Qualcuno da amare
Storia d'amore surreale tra una studentessa giapponese, che si concede ad uomini facoltosi per pagarsi gli studi, e un vecchio professore che si prende cura di lei.
Abbas Kiarostami non lo scopriamo oggi, né il cinema iraniano dei vari Jafar Panahi, Rafi Pitts e Makhmalbaf, ma in questo caso colpisce l'intreccio di questa cinematografia con una ambientazione orientale – e giapponese – particolarmente significativa.

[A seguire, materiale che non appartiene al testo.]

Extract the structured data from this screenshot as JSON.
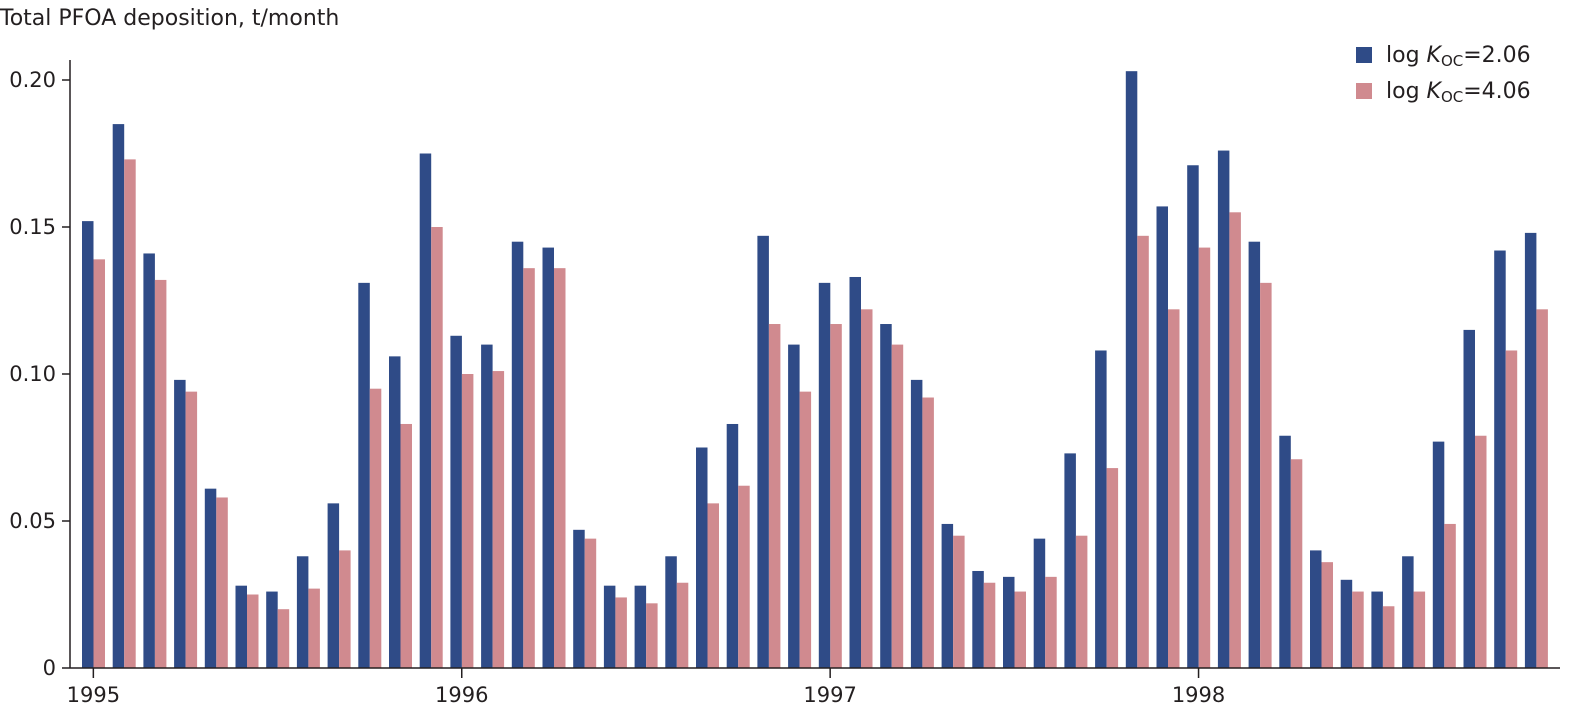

Dopo il dimenticabile Copia Conforme, il regista di Ten e Il sapore della ciliegia continua a parlare di amori in maniera molto personale. Stavolta attraverso la storia di Akiko,
giovane 'accompagnatrice' divisa tra una notte nella casa dell'anziano
professore che ne ha richiesto i servizi e il proprio fidanzato
all'oscuro di ogni cosa.
Tre soli personaggi, tre vite che si intrecciano per un breve momento,
orchestrati da una regia attenta e curata, forse a tratti fine a se
stessa, e una organizzazione che lascia molto nell'indefinito tanto le
premesse (comunque intuibili) quanto gli esiti (lasciati più alla
creatività dello spettatore). L'importante è il 'qui e ora', ma tanta
ellissi rischia di apparire un po' comoda per un regista capace di ben
altri approfondimenti. Di contro la scelta di una ambientazione
claustrofobica e della ripetizione di gesti e situazioni ipnotizza e
rende la prima porzione del film migliore della seguente, anche per la
suddetta mancanza (voluta?) di risoluzione.
Se vi mancavano le dilatazioni e le fissità tanto care al regista
iraniano, sarete sicuramente soddisfatti. Anche grazie a interpretazioni
ben calibrate e – soprattutto nei due principali – toccanti. Per il
resto tanta solitudine, bugie, vigliaccheria, sogno, confusione. Di
ruoli soprattutto, e aspettative. Un film triste e divertente insieme. Forse un film furbo, ma anche ricco di spazi vuoti nei quali far scivolare la propria sensibilità.